Под ногами шуршал и скрипел гравий: хр-шу, хр-шу… Свод неба озаряли все более близкие зарницы.
– Почему вы пришли на встречу с нами? Если все равно?
Нервное движение плеча:
– Какая разница! Надо же чем-то занять вечер.
– А, ну да, ну да…
А что бы ты хотел, парень, подумал Глеб. Тебя-то самого, что понесло на рандеву? Гм, если бы знать. Нет, конечно, при желании можно всему найти объяснение, только стоит ли? Пошел – и пошел, принять как факт, и просто впитывать реальность. Тем более что и самому тоже надо бы чем-то заполнить вечер. Девчонка занимательная, сама из себя – сплошные очки. Да еще молчит все время. Чего молчать-то, раз пришла? Пришла и говори, молчать нет времени. Послушать каждый рад, слушанием особенно не перетрудишься.

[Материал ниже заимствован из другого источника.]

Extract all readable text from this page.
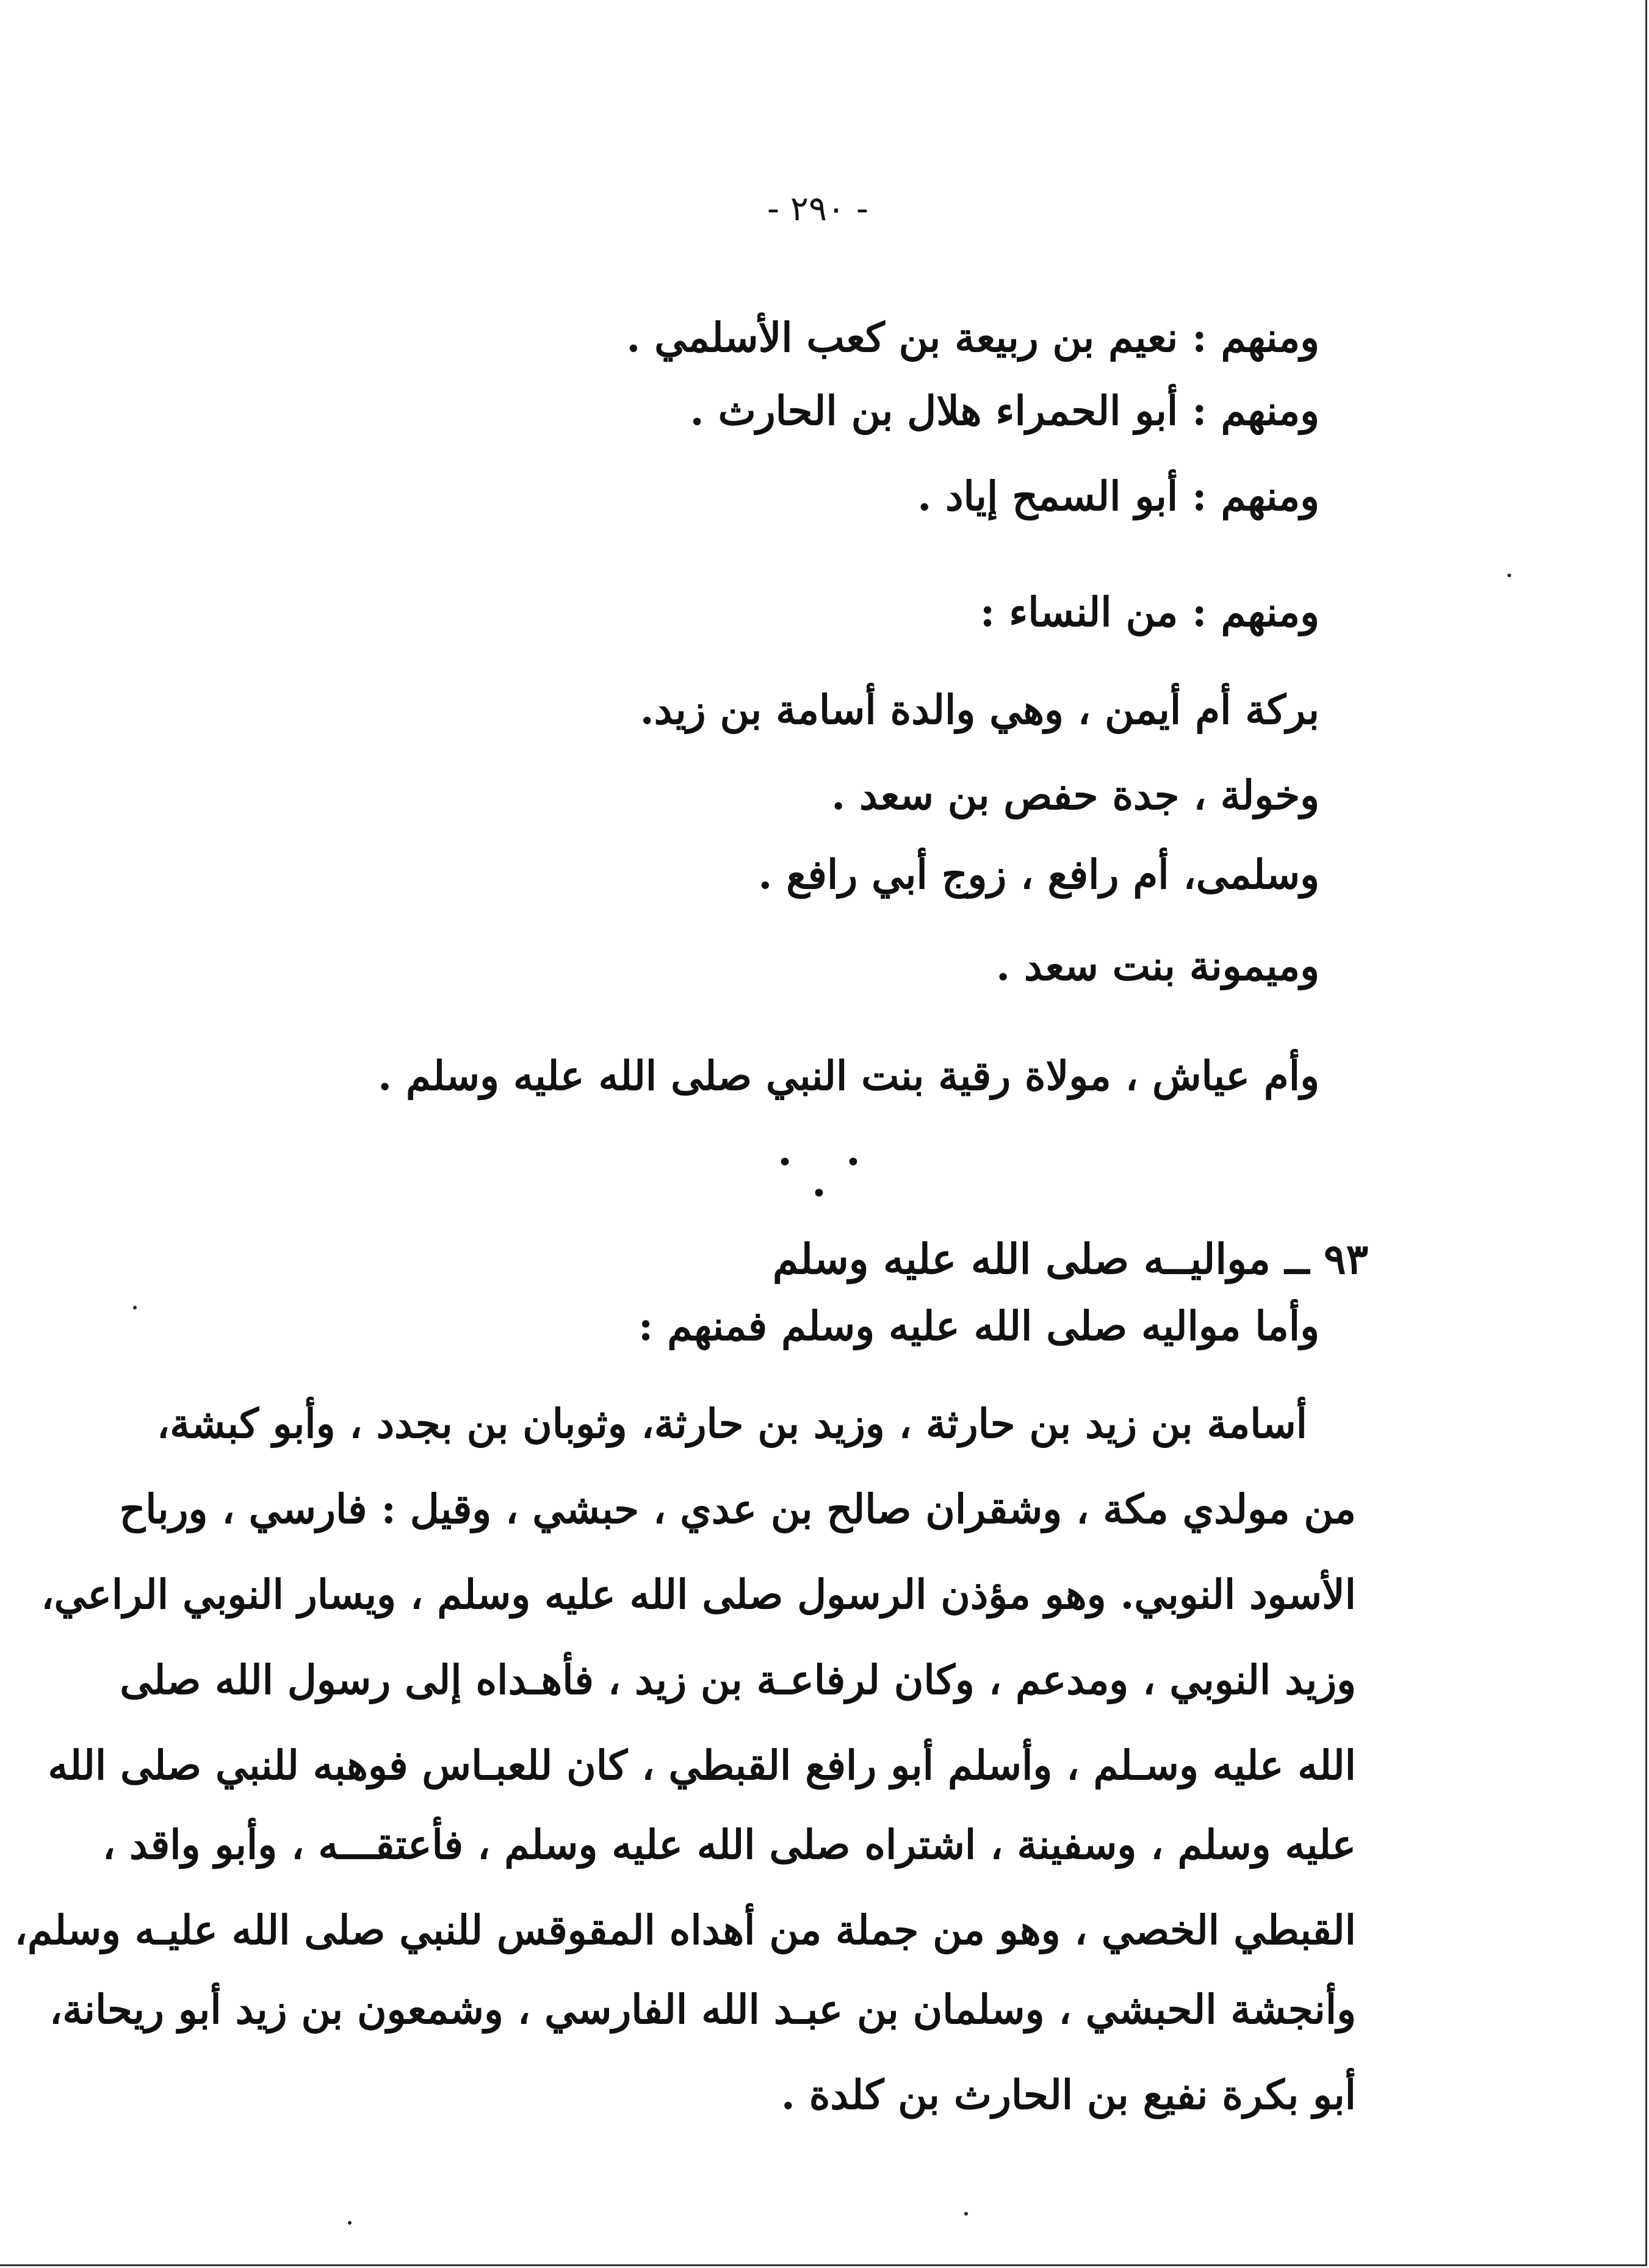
- ٢٩٠ -
ومنهم : نعيم بن ربيعة بن كعب الأسلمي .
ومنهم : أبو الحمراء هلال بن الحارث .
ومنهم : أبو السمح إياد .
ومنهم : من النساء :
بركة أم أيمن ، وهي والدة أسامة بن زيد.
وخولة ، جدة حفص بن سعد .
وسلمى، أم رافع ، زوج أبي رافع .
وميمونة بنت سعد .
وأم عياش ، مولاة رقية بنت النبي صلى الله عليه وسلم .
• • •
٩٣ ــ مواليــه صلى الله عليه وسلم
وأما مواليه صلى الله عليه وسلم فمنهم :
أسامة بن زيد بن حارثة ، وزيد بن حارثة، وثوبان بن بجدد ، وأبو كبشة،
من مولدي مكة ، وشقران صالح بن عدي ، حبشي ، وقيل : فارسي ، ورباح
الأسود النوبي. وهو مؤذن الرسول صلى الله عليه وسلم ، ويسار النوبي الراعي،
وزيد النوبي ، ومدعم ، وكان لرفاعـة بن زيد ، فأهـداه إلى رسول الله صلى
الله عليه وسـلم ، وأسلم أبو رافع القبطي ، كان للعبـاس فوهبه للنبي صلى الله
عليه وسلم ، وسفينة ، اشتراه صلى الله عليه وسلم ، فأعتقـــه ، وأبو واقد ،
القبطي الخصي ، وهو من جملة من أهداه المقوقس للنبي صلى الله عليـه وسلم،
وأنجشة الحبشي ، وسلمان بن عبـد الله الفارسي ، وشمعون بن زيد أبو ريحانة،
أبو بكرة نفيع بن الحارث بن كلدة .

Линия, будто уловив его мысли, сняла очки и неожиданно взяла его под руку. Лицо ее сразу сделалось ближе и привлекательней. Глеб разглядел еще, так ему почему-то показалось, что у нее лицо человека, нуждающегося в поддержке. Подумав так, он даже расправил плечи и поиграл мускулами – не ахти, впрочем, какими.
– Устала, – оправдываясь, сказала девушка и вздохнула. – А ты сам откуда?
– Я военный.
– Так я и думала, представь! Вот говорят же, что здесь много военных, и все они…
– Да нет, не в том дело! – Глеб перебил ее, не дослушав. – Сегодня же День авиации, наш профессиональный, между прочим, праздник.
– Ах, ты не понял… Я о другом…
Глеб почувствовал досаду. А досада, как известно, чувство быстрое и жаркое.
– А ты, – спросил он торопливо, – ты откуда?
– Из Свердловска…
– Ах, из Свердловска! Вот уж где никогда не бывал. Хочешь, я опишу тебе, каким представляю себе твой город?
Линия кивнула. И напрасно, ее согласие уже не имело значения. Потому что Глеба понесло. Что значит, понесло? О, это чудное состояние духа, как говорит Жванецкий, когда ты весел и умен одновременно. Когда ты ощущаешь себя центром вселенной, новоявленным Цицероном – и все подвластно тебе и твоему красноречию. Когда ты паришь.
Обидно только, что так редко такое случается.
– А-а, Свердловск! – вещал Глеб. – Город, проросший в тайге. Она обступает его со всех сторон, и даже на улицах, в скверах и парках растут ели, пихты и лиственницы. Бульвары заросли кедрами, а возле Горкома стоят четыре кедра и две секвойи. Там до сих пор в Медной горе живет хозяйка, а в каждой семье имеется про запас кусок малахита, и каждый уважающий себя мужчина пытается изваять из него цветок. Цветок никому не дается, даже кубок выходит не у каждого, поэтому ваяют бутыли и бутылки. И ругают Данилу-мастера, что никому не оставил секретов мастерства. А заодно с Данилой перепадает и еще кое-кому. По заслугам! Там круглый год ходят в меховых дохах, собачьих треухах и унтах. Там сообща лепят пельмени и морозят их в джутовых мешках. Медведи там гуляют по центральным улицам, а когда трамваи примерзают к рельсам, пассажиров развозят по адресам на собачьих и оленьих упряжках. Да какое! Трамваев там отродясь не бывало. Метро как-то начали строить, так и то по глупости – не проверили, что вечная мерзлота внизу. Там в городском саду до сих пор бьют белку в глаз, и она валится с ветки прямо в забитые снегом фонтаны. Там все, даже дети и бабушки, курят трубки, и через одного начинают день вместо кофе со стакана питьевого спирта, что по восемь рублей бутылка. Не видала? Я видел: есть!
Они уже давно выбрались за окраину поселка, дошли до следующей остановки, возле развилки шоссе, и вновь уселись там на скамейке. Пахло внутри, кстати, вполне сносно, что в плюс – можно было сидеть.
Небо к этому времени уже совсем навалилось черной грудью на земное пепелище и всасывало в себя дымы тлевших внизу жизней. Беспрестанно грохотало и швырялось по окоемам оранжево-бордовыми сполохами. Кое-где уже шлепались в пухлую теплую пыль редкие виноградины капель. Но нет, совсем не то сегодня было обещано природой!
Через дорогу светились огни в доме у Любки, в котором две другие девушки сняли комнату на месяц. Галина вскоре ушла, завернувшись в свое пончо – как жаль, что не случилось в этот раз третьего кавалера. Сашка прижал свою подругу к забору под ворохом перевалившихся через него вишневых веток. Изредка от них доносились приглушенные голоса, похожие на воркование, и смешки Любки.